Usefulness of losartan on the size of the ascending aorta in an unselected cohort of children, adolescents, and young adults with Marfan syndrome.

Since 2008, when angiotensin II type I receptor blockade with losartan was introduced in the prevention of cardiovascular manifestation of Marfan syndrome (MFS), a specific treatment to address the cardiovascular lesions became available. The present study aimed to compare the response of such in an unselected cohort of patients with genotyped MFS. At a tertiary university children's hospital, 20 pediatric and adolescent patients aged 1.7 to 21.6 years with genetically proven MFS were enrolled in a prospective treatment study of losartan for evaluation of the aortic dimensions and elasticity indexes. The mean follow-up period was 33 ± 11 months. A significant reduction in the normalized aortic dimensions with losartan was observed in the valve, root, sinotubular junction, and ascending aortic segments (p = 0.008, p <0.001, p = 0.012, and p = 0.001, respectively).
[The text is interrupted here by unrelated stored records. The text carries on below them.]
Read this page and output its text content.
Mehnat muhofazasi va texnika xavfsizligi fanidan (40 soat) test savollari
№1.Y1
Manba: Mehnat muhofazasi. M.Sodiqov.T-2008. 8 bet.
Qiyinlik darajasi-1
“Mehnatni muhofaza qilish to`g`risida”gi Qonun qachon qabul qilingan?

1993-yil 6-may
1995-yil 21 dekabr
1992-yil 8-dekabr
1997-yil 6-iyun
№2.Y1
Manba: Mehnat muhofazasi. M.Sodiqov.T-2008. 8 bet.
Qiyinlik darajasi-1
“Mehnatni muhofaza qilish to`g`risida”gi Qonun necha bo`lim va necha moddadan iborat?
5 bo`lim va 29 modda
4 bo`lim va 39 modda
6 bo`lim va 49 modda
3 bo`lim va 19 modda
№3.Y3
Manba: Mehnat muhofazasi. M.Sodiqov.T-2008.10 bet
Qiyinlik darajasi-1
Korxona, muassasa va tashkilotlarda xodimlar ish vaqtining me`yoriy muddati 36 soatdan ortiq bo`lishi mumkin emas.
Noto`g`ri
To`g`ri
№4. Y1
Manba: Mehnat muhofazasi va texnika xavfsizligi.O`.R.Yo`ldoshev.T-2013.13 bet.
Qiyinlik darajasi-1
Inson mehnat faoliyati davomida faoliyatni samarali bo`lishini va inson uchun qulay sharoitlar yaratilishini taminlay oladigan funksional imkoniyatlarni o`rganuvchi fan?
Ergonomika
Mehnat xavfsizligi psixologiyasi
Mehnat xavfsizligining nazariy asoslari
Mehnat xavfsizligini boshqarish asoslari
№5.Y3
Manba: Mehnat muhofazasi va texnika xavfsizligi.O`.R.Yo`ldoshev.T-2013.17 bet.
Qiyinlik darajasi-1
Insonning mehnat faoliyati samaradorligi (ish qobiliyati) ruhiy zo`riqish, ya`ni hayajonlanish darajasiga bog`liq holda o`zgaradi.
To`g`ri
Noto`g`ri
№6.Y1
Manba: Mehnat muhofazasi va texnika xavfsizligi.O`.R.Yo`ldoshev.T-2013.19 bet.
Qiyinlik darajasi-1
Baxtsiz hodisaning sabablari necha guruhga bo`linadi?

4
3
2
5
No correlation between elasticity behavior and the decrease in the aortic dimension with losartan therapy was detectable. A significant correlation between stronger improvement and younger age at onset (r = 0.643, p = 0.002) and a longer therapy duration (r = -0.532, p = 0.016) was verifiable. However, no correlation between improvement with therapy and the type of mutation or presentation of clinical forms was remarkable. Elasticity also seemed to improve but not significantly. In conclusion, in our cohort of young patients with MFS, a significant improvement with losartan monotherapy was proved in all affected proximal aortic segments, with a better response to therapy when started at an earlier age and with a longer therapy duration.